Electrically Induced Nuclear Quadrupole Spin Transitions in a GaAs Single Crystal

Abstract

The direct induction of nuclear $E2\mathrm{}$ spin transitions in a gallium arsenide single crystal by application of an external oscillatory electric field has been previously reported by some of the authors. This paper gives the results of a further investigation of the same phenomenon. Theoretical expressions are given for the equilibrium nuclear magnetization in a crystalline lattice under the combined influence of a static magnetic field, externally induced electric field gradients, and thermal spin-lattice interactions, for various relative orientations of the applied fields and the crystalline symmetry axes.

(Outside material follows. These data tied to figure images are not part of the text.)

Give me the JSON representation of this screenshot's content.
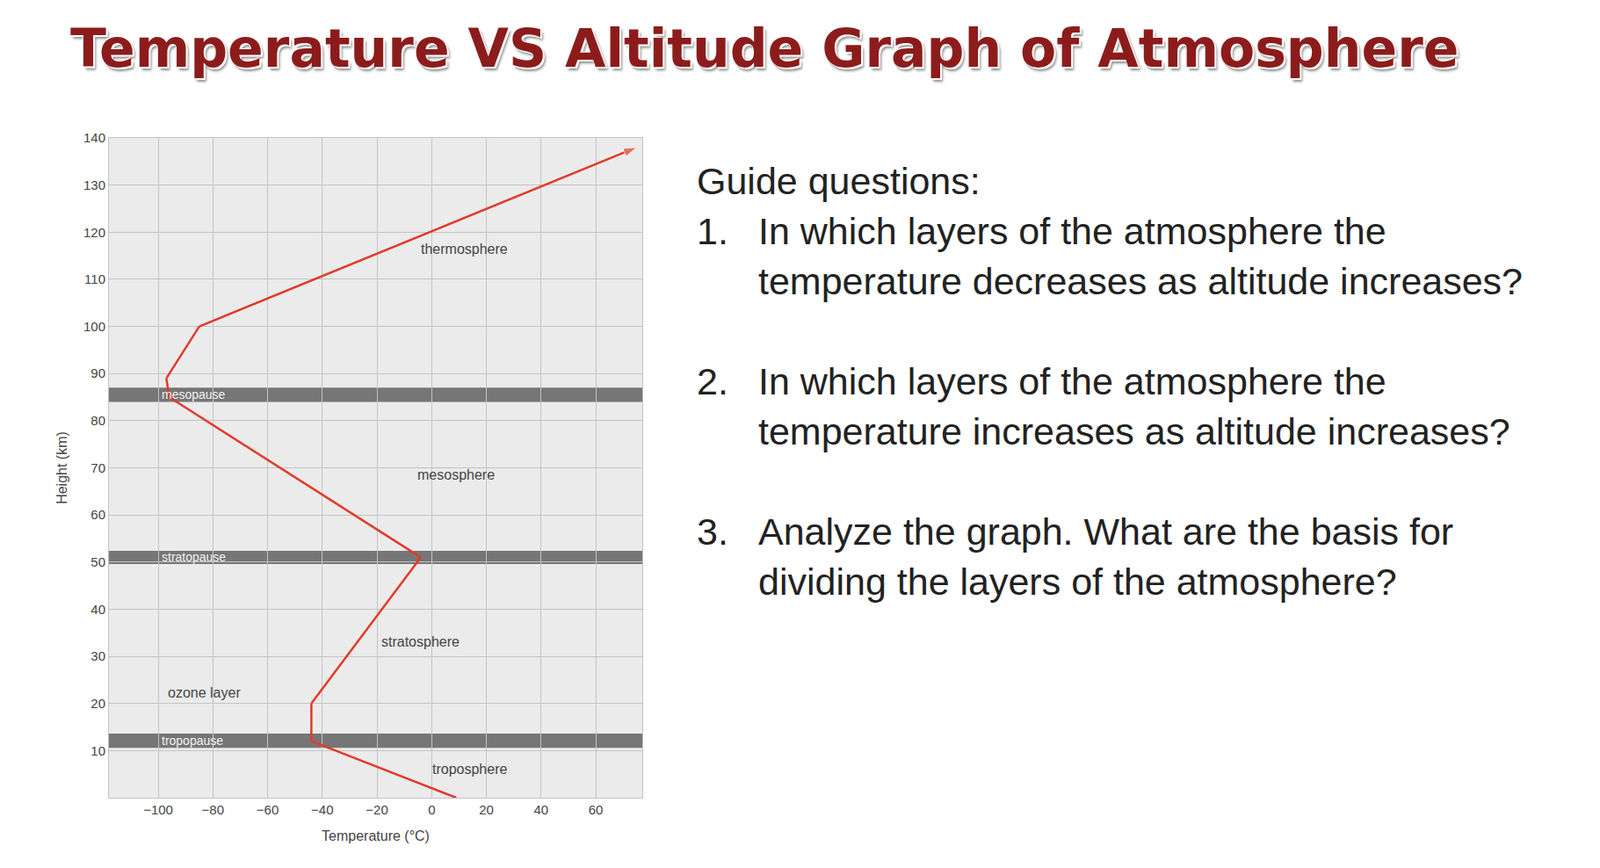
{
  "page_title": "Temperature VS Altitude Graph of Atmosphere",
  "guide": {
    "heading": "Guide questions:",
    "questions": [
      {
        "number": "1.",
        "text": "In which layers of the atmosphere the temperature decreases as altitude increases?"
      },
      {
        "number": "2.",
        "text": "In which layers of the atmosphere the temperature increases as altitude increases?"
      },
      {
        "number": "3.",
        "text": "Analyze the graph. What are the basis for dividing the layers of the atmosphere?"
      }
    ]
  },
  "chart_data": {
    "type": "line",
    "x_label": "Temperature (°C)",
    "y_label": "Height (km)",
    "x": [
      9,
      -44,
      -44,
      -4,
      -96,
      -97,
      -85,
      75
    ],
    "values": [
      0,
      12,
      20,
      51,
      85,
      89,
      100,
      138
    ],
    "color": "#e23b2a",
    "marker": "arrow",
    "xlim": [
      -118,
      77
    ],
    "xticks": [
      -100,
      -80,
      -60,
      -40,
      -20,
      0,
      20,
      40,
      60
    ],
    "ylim": [
      0,
      140
    ],
    "yticks": [
      10,
      20,
      30,
      40,
      50,
      60,
      70,
      80,
      90,
      100,
      110,
      120,
      130,
      140
    ],
    "grid": true,
    "bands": [
      {
        "label": "mesopause",
        "from": 84,
        "to": 87
      },
      {
        "label": "stratopause",
        "from": 49.6,
        "to": 52.4
      },
      {
        "label": "tropopause",
        "from": 10.6,
        "to": 13.6
      }
    ],
    "annotations": [
      {
        "text": "thermosphere",
        "x": 12,
        "y": 116.5
      },
      {
        "text": "mesosphere",
        "x": 9,
        "y": 68.6
      },
      {
        "text": "stratosphere",
        "x": -4,
        "y": 33
      },
      {
        "text": "ozone layer",
        "x": -83,
        "y": 22.3
      },
      {
        "text": "troposphere",
        "x": 14,
        "y": 6
      }
    ]
  }
}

The theoretical predictions were tested for the three nuclides ${\mathrm{Ga}}^{69}$, ${\mathrm{Ga}}^{71}$, and ${\mathrm{As}}^{75}$ by using pulsed nuclear magnetic resonance techniques to sample the equilibrium magnetization in a GaAs crystal at 77°K under the influence of a uniform, externally applied, radio-frequency, electric field. A description of the experimental apparatus is given. The dependence of the quadrupolar saturation on both the electric field amplitude and the crystal orientation was measured. The angular dependence of the saturation was found to be in reasonable agreement with the theory.